If the login page is html and the content after the login is html then how could I stop people from accessing the content if they haven't logged in?
The latter setup you describe, with Apache serving static content and forwarding requests for JSP/servlets onto the app server is the standard setup.
Session state is maintained as normal, your Java webapp on the app server sends the user back a cookie containing a JSESSIONID and when the user makes subsequent requests, Apache includes all request info (including cookies) in what it forwards to the app server.
The setup becomes a bit more complicated if you want to have Apache sit in front of and load balance requests to multiple JBoss instances, but it's still pretty easy to set up with mod_proxy_balancer.
Some links that might help you:
http://help.shadocms.com/blog/2009/how-to-setup-apache-with-jboss-on-a-shado-site.cfm
http://redlumxn.blogspot.com/2008/01/configure-apache2-and-jboss-422ga.html
There are many possibilities.
On web machine install just apache with mod_jk to redirect the requests to tomcat/jboss.
In this case you don't need java on this machine.
You can also separate your jsp container (e.g. tomcat/jboss) and your app server in this case you you will need to install java where you have your web container.
Generally where there is a need of higher security people combine the above mentioned possibilities. Thin web layer (apache + no java) + Web container (e.g. tomcat) + app layer (jboss/glassfish)
The first solution is normally the standard one.
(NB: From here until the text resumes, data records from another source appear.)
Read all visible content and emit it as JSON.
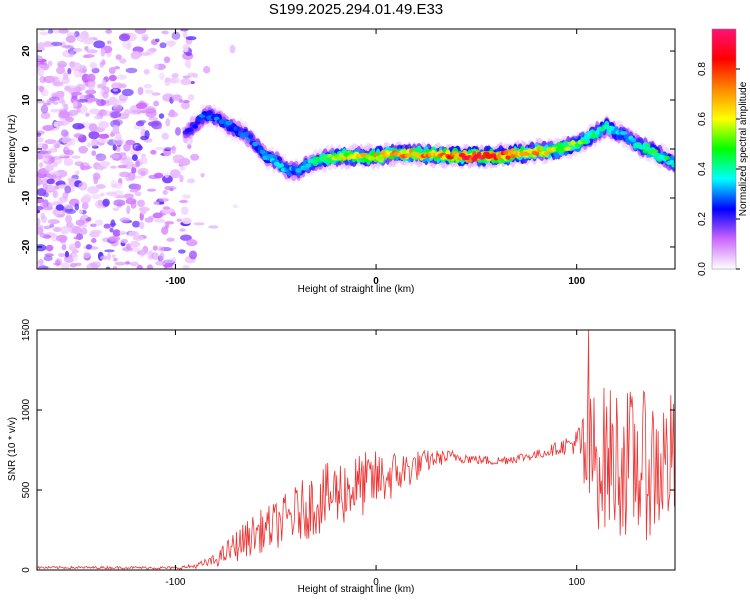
{
  "title": "S199.2025.294.01.49.E33",
  "chart_data": [
    {
      "type": "heatmap",
      "name": "spectrogram",
      "xlabel": "Height of straight line (km)",
      "ylabel": "Frequency (Hz)",
      "xlim": [
        -169,
        149
      ],
      "ylim": [
        -24.5,
        24.5
      ],
      "xticks": [
        "-100",
        "0",
        "100"
      ],
      "yticks": [
        "20",
        "10",
        "0",
        "-10",
        "-20"
      ],
      "colorbar": {
        "label": "Normalized spectral amplitude",
        "range": [
          0.0,
          0.96
        ],
        "ticks": [
          "0.0",
          "0.2",
          "0.4",
          "0.6",
          "0.8"
        ],
        "colors": [
          "#ffffff",
          "#cc66ff",
          "#0000ff",
          "#00ffff",
          "#00ff00",
          "#ffff00",
          "#ff8800",
          "#ff0000",
          "#ff1177"
        ]
      },
      "noise_region_x": [
        -169,
        -90
      ],
      "ridge": {
        "x": [
          -95,
          -90,
          -85,
          -80,
          -75,
          -70,
          -65,
          -60,
          -55,
          -50,
          -45,
          -40,
          -35,
          -30,
          -25,
          -20,
          -10,
          0,
          10,
          20,
          30,
          40,
          50,
          60,
          70,
          80,
          90,
          100,
          105,
          110,
          115,
          120,
          125,
          130,
          135,
          140,
          145,
          149
        ],
        "y": [
          3,
          5,
          7,
          6.5,
          5,
          4,
          3,
          1,
          -1.5,
          -2.5,
          -4,
          -4.5,
          -3.5,
          -2.5,
          -2,
          -1.5,
          -1.5,
          -1.5,
          -1,
          -1,
          -1.2,
          -1.5,
          -1.5,
          -1.5,
          -1,
          -0.5,
          -0.2,
          1,
          2,
          3.5,
          4.5,
          3.5,
          2.5,
          1,
          0,
          -1,
          -2,
          -3
        ],
        "amplitude": [
          0.2,
          0.25,
          0.3,
          0.3,
          0.3,
          0.3,
          0.3,
          0.3,
          0.35,
          0.4,
          0.35,
          0.35,
          0.4,
          0.45,
          0.5,
          0.6,
          0.65,
          0.7,
          0.7,
          0.72,
          0.75,
          0.8,
          0.9,
          0.88,
          0.8,
          0.7,
          0.6,
          0.55,
          0.5,
          0.45,
          0.45,
          0.4,
          0.35,
          0.4,
          0.5,
          0.5,
          0.45,
          0.4
        ]
      }
    },
    {
      "type": "line",
      "name": "snr",
      "xlabel": "Height of straight line (km)",
      "ylabel": "SNR (10 * v/v)",
      "xlim": [
        -169,
        149
      ],
      "ylim": [
        0,
        1500
      ],
      "xticks": [
        "-100",
        "0",
        "100"
      ],
      "yticks": [
        "0",
        "500",
        "1000",
        "1500"
      ],
      "color": "#ee3333",
      "envelope": {
        "x": [
          -169,
          -120,
          -100,
          -90,
          -80,
          -70,
          -60,
          -50,
          -40,
          -30,
          -20,
          -10,
          0,
          10,
          20,
          30,
          40,
          50,
          60,
          70,
          80,
          90,
          100,
          103,
          110,
          120,
          130,
          140,
          149
        ],
        "center": [
          15,
          15,
          12,
          25,
          60,
          150,
          230,
          280,
          350,
          420,
          480,
          520,
          560,
          600,
          650,
          700,
          710,
          690,
          680,
          700,
          720,
          760,
          800,
          700,
          700,
          690,
          650,
          650,
          700
        ],
        "amplitude": [
          8,
          8,
          10,
          15,
          40,
          100,
          130,
          150,
          180,
          210,
          220,
          210,
          190,
          150,
          100,
          50,
          40,
          30,
          30,
          30,
          30,
          40,
          80,
          380,
          450,
          480,
          470,
          460,
          420
        ],
        "peak": {
          "x": 106,
          "y": 1500
        }
      }
    }
  ]
}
Your scenario reminds me of SiteMinder. It was used to access control into our application. It has built in HTTP forwarding so from the user's perspective the browser talks to siteminder and siteminder talks to the real application. They both use session cookies and siteminder's called SMSESSION while the app's called JSESSIONID so there is no conflict.
A common deployment is to use Apache fronting servers to serve static content and forwarding requests for dynamic content to the JSP server. This is mainly for performance reasons, Apache being both faster at serving content and reducing the load on the JSP server.
I don't see any reason why you couldn't, for example, use IIS as the fronting server (removing Java from the equation), although with the wealth Apache modules and accompanying information about the configuration I think you might be making life difficult for yourself if you did.
Short answer - No.
Long answer -
It depends on the needs of your application. There are a few reasons why you would want to have the web server on a different physical machine:
You want to have the web server serve
the static content, and leave the app
server free to only process
servlet/jsp content
You wish to implement software based
load balancing. You would have the
apache server proxy requests to
multiple backing app servers
In your login example, the html page is served by apache, and the action of the html form points to your servlet for processing - so JBoss/java will still manage the session. Keep in mind that any static content you want apache to server will need to be present on the web server.